Estos cambios legales llegan en un momento en el que el Gobierno del AKP y hasta el propio Erdogan se están viendo acosados por acusaciones de corrupción.

Hace dos días, salió a la luz una grabación en la que, supuestamente, se oye a Tayyip Erdogan diciendo a uno de sus hijos, Bilal Erdogan, que oculte grandes cantidades de dinero, que podrían llegar superar los 700 millones de euros. El primer ministro ha negado enfáticamente la autenticidad de esas conversaciones, que según la grabación habrían ocurrido entre el 17 y el 18 de diciembre.

Fue precisamente esos días cuando se inició el escándalo, con la detención de decenas de personas cercanas a Erdogan por presuntos delitos de corrupción, entre ellas los hijos de tres ministros, que acabarán dimitiendo, y el director de un banco de propiedad pública.
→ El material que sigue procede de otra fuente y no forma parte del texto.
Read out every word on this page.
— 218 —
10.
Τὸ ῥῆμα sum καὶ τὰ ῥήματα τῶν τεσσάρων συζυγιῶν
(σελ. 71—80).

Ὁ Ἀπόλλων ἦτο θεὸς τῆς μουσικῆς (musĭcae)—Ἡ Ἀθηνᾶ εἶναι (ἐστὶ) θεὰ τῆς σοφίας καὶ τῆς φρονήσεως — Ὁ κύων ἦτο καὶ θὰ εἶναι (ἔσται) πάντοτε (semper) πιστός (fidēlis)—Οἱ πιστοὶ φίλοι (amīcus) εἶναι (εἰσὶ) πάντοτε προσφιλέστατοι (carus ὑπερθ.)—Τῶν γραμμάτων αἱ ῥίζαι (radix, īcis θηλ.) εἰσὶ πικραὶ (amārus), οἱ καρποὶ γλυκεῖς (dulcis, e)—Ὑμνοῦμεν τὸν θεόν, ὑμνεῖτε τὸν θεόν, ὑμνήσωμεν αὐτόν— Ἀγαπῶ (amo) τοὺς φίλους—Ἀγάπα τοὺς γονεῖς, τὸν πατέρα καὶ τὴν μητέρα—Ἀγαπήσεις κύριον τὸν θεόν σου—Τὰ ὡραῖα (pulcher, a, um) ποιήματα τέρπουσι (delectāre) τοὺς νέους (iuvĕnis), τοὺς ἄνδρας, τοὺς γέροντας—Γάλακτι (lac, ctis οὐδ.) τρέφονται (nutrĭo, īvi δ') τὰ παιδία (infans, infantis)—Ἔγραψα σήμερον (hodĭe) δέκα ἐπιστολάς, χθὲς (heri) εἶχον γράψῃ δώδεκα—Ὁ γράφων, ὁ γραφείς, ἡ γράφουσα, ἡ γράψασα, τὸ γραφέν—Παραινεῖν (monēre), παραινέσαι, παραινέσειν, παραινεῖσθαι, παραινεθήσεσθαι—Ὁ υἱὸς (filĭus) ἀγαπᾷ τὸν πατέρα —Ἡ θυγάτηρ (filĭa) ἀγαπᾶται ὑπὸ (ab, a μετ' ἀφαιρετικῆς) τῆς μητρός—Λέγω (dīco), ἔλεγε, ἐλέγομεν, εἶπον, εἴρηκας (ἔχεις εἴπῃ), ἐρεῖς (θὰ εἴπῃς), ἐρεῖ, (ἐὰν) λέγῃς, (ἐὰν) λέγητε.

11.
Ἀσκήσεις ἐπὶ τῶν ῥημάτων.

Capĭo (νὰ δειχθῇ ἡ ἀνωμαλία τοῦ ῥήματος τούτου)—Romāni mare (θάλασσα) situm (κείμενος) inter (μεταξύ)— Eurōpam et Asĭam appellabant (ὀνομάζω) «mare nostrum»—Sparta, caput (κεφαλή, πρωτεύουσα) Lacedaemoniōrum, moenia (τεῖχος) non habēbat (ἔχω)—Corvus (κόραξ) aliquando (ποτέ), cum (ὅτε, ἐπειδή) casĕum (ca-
La policía encontró grandes cantidades de dinero en las casas de varios de los detenidos y, a principios de este mes, Bilal Erdogan fue llamado a testificar como parte de la investigación.

El Gobierno respondió al escándalo con una campaña de purgas mediante las que ha relevado de sus puestos a cerca de 7.000 policías y de 300 jueces y fiscales, incluyendo a los dos que dirigían la investigación sobre la presunta corrupción, que prácticamente ha quedado detenida.

Sus críticos acusan al AKP y al Ejecutivo de querer usar la nueva ley para aumentar aun más su poder sobre la Judicatura, y la norma sobre internet para poder bloquear webs que publiquen filtraciones como la referida a Erdogan. Por su parte, el Gobierno ha defendido la legitimidad democrática de ambas normas.